Raoul Dautry, du rail à l’atome

Dossier : Arts, Lettres et SciencesMagazine N°532 Février 1998Par : Vladimir HALPÉRINRédacteur : Jacques ROYER (42)

Dans sa pré­face au livre d’Halpérin, J.-L. Crémieux-Bril­hac note, non sans peut-être un brin de pes­simisme, que “ Dautry a été englobé dans le semi­ou­bli dédaigneux où la mémoire col­lec­tive refoule la IIIe République de l’entre-deux-guerres ” – sort immérité pour cet X de la pro­mo 1900.

La car­rière de Dautry aurait pu cul­min­er avec les postes de direc­tion qu’il assuma avec bon­heur à la tête des chemins de fer de l’État ou, en 1931, au con­seil de direc­tion de l’Aéropostale (où il ren­con­tre Guil­laumet et Mer­moz) et de la Com­pag­nie Générale Transatlantique.

Mais son des­tin prend une dimen­sion nationale à la déc­la­ra­tion de guerre où il est nom­mé min­istre de l’Armement, un poste où l’armistice de 1940 l’empêcha de don­ner sa mesure.

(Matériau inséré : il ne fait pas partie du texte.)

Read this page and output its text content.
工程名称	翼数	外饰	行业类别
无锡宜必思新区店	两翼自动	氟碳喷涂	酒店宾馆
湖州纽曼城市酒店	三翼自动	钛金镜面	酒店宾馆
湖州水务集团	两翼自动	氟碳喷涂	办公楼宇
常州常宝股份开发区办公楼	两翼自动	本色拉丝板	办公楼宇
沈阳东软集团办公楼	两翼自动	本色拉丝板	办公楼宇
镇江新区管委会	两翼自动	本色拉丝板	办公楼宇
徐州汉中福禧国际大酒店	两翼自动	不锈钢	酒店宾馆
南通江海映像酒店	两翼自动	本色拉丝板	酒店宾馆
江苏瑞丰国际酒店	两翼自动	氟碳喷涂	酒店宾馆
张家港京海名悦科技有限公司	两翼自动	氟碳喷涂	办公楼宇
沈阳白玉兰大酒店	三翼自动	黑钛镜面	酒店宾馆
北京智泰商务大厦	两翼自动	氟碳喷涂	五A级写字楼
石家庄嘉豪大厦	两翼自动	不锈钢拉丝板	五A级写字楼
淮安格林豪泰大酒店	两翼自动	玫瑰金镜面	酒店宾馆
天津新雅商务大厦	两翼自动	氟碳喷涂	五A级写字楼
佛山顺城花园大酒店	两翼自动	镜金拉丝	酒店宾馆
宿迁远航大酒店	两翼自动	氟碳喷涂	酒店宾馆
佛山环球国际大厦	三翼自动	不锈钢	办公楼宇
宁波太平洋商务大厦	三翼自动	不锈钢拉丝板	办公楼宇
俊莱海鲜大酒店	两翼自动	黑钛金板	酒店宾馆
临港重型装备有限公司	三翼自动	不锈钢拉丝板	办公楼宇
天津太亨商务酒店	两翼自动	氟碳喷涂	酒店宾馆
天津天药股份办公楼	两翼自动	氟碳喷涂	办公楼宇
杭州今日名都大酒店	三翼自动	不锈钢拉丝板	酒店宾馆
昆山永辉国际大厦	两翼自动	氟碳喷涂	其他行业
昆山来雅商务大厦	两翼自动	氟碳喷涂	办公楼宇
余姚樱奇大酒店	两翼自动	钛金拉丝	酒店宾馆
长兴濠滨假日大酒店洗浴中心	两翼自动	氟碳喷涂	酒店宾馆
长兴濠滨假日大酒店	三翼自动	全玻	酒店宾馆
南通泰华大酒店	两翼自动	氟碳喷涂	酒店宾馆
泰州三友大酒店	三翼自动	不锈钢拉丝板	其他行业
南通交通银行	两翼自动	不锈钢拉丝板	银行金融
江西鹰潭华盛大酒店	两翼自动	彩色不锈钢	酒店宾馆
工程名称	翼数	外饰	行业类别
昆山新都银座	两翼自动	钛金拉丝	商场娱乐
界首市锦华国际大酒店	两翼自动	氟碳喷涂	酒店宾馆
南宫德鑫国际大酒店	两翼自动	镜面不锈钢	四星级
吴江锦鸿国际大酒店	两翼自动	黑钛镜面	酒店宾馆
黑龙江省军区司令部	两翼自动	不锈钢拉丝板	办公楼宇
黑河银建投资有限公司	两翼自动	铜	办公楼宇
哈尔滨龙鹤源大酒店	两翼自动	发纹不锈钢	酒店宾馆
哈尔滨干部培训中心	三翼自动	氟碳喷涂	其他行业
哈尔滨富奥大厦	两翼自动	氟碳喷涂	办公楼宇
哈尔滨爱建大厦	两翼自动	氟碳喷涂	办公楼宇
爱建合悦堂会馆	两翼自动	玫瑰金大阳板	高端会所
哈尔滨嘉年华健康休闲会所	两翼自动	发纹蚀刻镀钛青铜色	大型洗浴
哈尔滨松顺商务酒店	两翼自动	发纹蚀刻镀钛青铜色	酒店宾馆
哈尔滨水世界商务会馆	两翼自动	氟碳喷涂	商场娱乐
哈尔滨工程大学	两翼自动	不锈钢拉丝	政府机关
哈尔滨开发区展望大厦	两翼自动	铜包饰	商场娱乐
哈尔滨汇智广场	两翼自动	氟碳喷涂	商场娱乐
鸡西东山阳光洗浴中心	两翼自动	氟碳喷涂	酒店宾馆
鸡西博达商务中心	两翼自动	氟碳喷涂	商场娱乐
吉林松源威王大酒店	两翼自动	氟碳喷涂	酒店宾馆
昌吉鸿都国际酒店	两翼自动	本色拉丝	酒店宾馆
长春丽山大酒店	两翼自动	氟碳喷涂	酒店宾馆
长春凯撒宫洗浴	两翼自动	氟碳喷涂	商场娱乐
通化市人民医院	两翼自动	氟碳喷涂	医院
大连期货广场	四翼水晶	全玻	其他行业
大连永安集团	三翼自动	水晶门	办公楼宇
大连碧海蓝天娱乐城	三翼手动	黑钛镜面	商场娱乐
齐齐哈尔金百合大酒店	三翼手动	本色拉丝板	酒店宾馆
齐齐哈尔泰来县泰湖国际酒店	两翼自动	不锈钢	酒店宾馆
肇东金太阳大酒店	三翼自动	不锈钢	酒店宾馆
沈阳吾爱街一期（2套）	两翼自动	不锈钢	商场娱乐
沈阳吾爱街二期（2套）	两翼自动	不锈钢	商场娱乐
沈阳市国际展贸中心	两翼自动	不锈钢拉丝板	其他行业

Un de ses derniers actes, en juin 1940, est cepen­dant d’organiser le sauve­tage du stock d’eau lourde norvégi­en­ne qui, grâce à sa déter­mi­na­tion, sera sous­trait à la pré­pa­ra­tion menaçante d’armes atom­iques pro­jetée par l’ennemi.

À la Libéra­tion, de Gaulle l’appelle aux lour­des tâch­es de min­istre de la Recon­struc­tion et de l’Urbanisme, qui, rap­pelons-le, com­men­cent par un immense labeur de déblaiement et de démi­nage dans un pays où les destruc­tions dépassent celles de 1919.

Puis, de 1946 à 1951, il joue avec Joliot-Curie un rôle-clé dans la créa­tion du CEA (Com­mis­sari­at à l’énergie atom­ique), en tant qu’administrateur général, délégué du gouvernement.

Halpérin, juste par­mi les justes, qui approcha Dautry aux heures som­bres de l’occupation, à Lyon, est mieux placé que quiconque pour camper, preuves à l’appui, sa stature de patri­ote et d’homme d’État avant, pen­dant et après la tour­mente de 1939–1945.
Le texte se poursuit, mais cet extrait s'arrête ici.